The many different shades of green is one of the first things that visitors will notice when arriving to the Faroe Islands. That, and the grand landscape of the 18 islands that together constitute the Faroes.
Eysturoy, the second largest of the Faroe Islands, offers visitors many opportunities to marvel at the spectacular landscape. In the northern part of the island the town of Gjógv is one of the true sights.
At the other end of the island, at the southernmost tip of Eysturoy, the port of Runavík is where cruise ships call on the island.
Runavík is really a conurbation, consisting of 14 different settlements along the east bank of the Skálafjordur (a fjord).
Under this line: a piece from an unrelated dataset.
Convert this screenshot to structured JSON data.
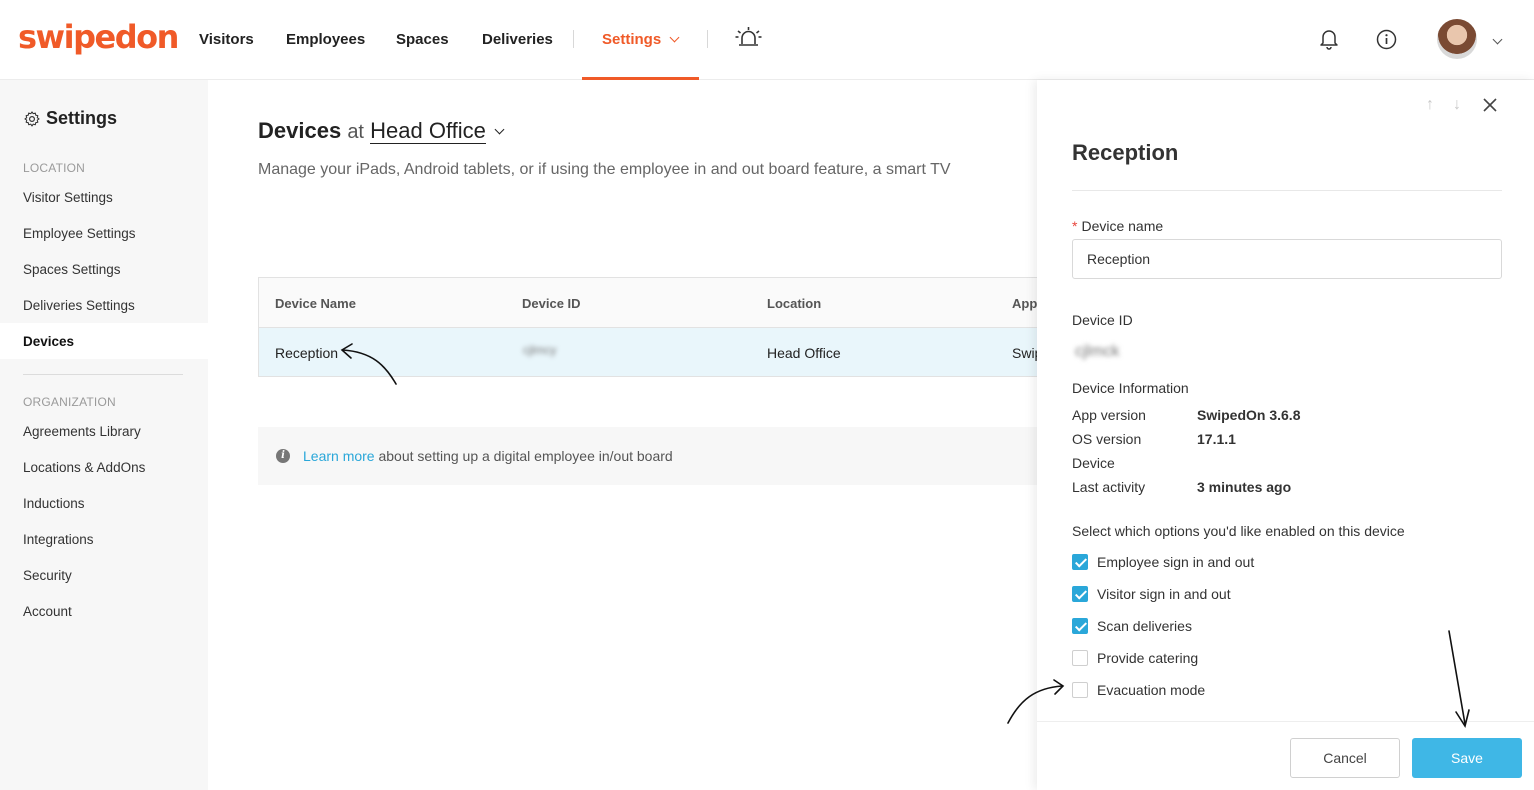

The total number of inhabitants here is slightly less than 4,000. That’s more than a third of the entire population on Eysturoy, which totals some 11,000 individuals.
A quaint fishing port, Runavík’s greatest asset is perhaps its ideal location as the gateway to everything that Eysturoy has to offer when it comes to wildlife and outdoor experiences. That includes everything from diving in the clear waters around Eysturoy, to tours of the island and its many sights. Among those is the Slættaratindur, which, at 2,890 feet/882 meters in height is the highest peak in the archipelago.
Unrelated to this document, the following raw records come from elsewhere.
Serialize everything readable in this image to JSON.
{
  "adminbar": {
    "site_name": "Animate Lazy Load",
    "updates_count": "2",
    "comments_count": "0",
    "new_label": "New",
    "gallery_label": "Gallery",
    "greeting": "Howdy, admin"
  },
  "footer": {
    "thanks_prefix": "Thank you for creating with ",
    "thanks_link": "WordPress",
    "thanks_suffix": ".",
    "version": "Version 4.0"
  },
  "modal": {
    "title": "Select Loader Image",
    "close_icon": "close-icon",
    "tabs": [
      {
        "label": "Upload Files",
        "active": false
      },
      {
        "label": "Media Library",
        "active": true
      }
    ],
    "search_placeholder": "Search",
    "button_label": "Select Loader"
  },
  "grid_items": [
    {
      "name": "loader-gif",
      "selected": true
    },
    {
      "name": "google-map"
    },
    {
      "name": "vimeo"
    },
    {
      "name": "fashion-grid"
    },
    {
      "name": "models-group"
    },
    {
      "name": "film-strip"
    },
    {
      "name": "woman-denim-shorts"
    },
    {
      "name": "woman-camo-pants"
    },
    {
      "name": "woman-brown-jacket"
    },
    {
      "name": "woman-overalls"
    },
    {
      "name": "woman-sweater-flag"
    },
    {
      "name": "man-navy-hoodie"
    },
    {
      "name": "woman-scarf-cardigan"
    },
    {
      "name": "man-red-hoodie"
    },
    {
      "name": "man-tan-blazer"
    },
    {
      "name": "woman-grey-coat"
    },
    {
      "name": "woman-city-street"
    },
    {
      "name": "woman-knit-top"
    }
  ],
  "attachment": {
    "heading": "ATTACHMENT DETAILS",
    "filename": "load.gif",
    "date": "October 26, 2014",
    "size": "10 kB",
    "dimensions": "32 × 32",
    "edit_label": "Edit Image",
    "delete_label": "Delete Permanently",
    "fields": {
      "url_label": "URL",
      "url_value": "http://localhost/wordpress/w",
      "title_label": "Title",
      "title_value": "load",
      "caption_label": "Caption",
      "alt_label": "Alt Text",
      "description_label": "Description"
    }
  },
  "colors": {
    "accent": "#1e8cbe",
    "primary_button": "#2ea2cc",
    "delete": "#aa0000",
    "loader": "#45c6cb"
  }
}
Runavík has been an important fishing port since its foundation in 1916. More recently, the port has also come to play a role in connection with the North Sea oil industry. The supply base for the exploration drillings in the Faroese waters is also situated in Runavík.
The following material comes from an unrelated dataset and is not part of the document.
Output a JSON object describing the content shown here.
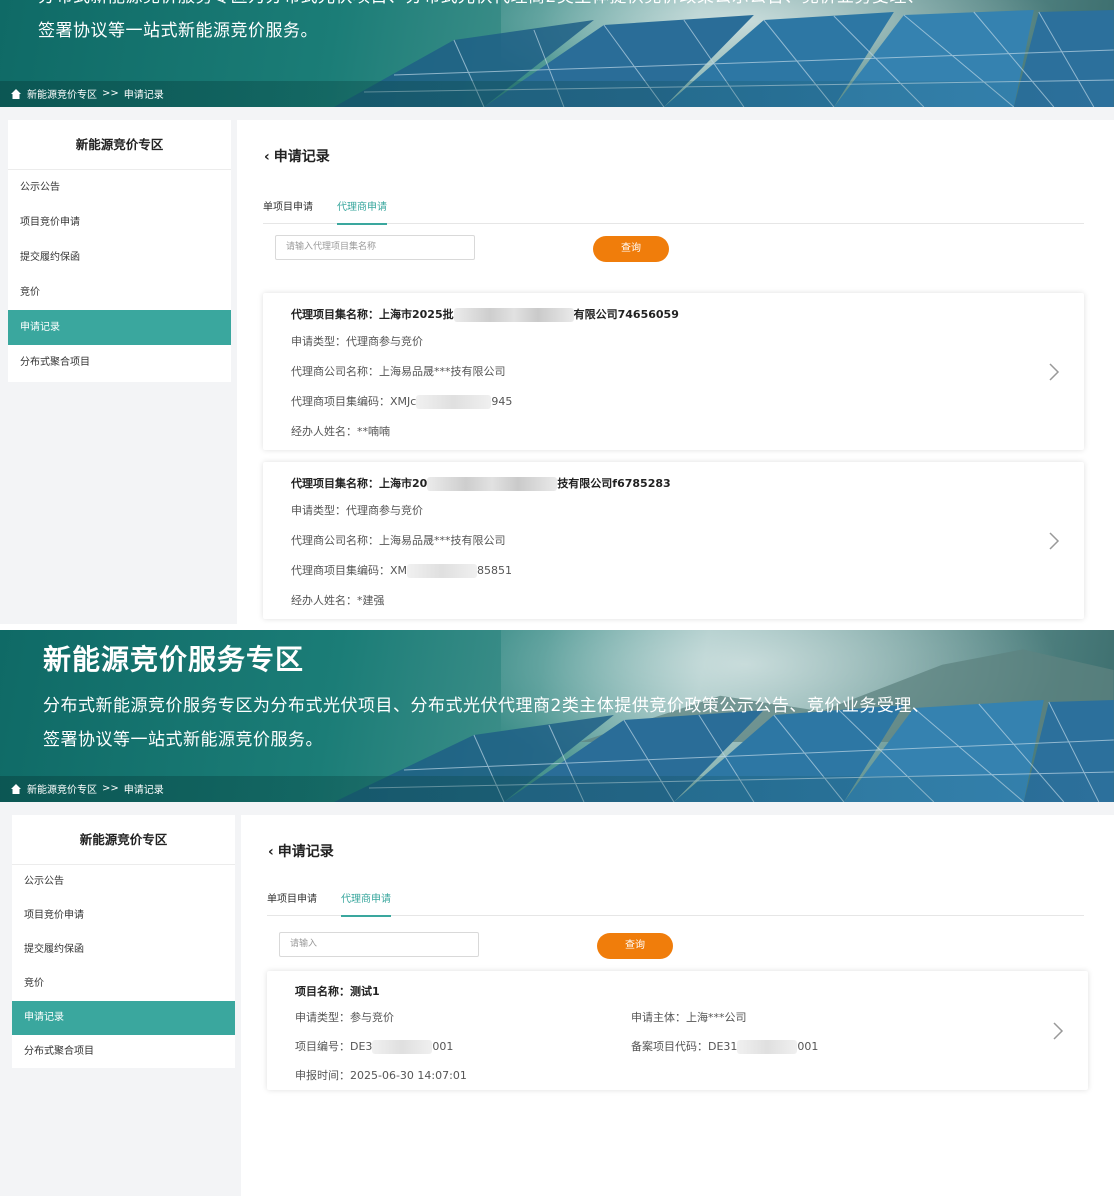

Cruise ships dock at Kongshavn, which translates to King’s Harbor. This is the part of the port of Runavík that the King of Denmark made use of in older days, whenever visiting the Faroe Islands. The Faroe Islands is officially an autonomous constituent country within the Kingdom of Denmark. Even before the Danish King started to visit, the Vikings made use of the harbor. It was considered the safest in the region.
The spectacular landscape is the main draw here, so it might be a good idea to dress with outdoor experiences and trekking in mind. Remember that the weather can change rapidly. So rapidly, in fact, that English soldiers on the Faroe Islands during the Second World War referred to the islands as “The Land Of Maybe.” For more information on what to do, you might want to visit one of the two tourist information centers on Eysturoy. There is one in Runavík and one in Fuglafjørdur
Various shore excursions can be available from Runavík.
Torshavn, the capital of the Faroe Islands, is some 37 miles/60 kilometers away by car or coach.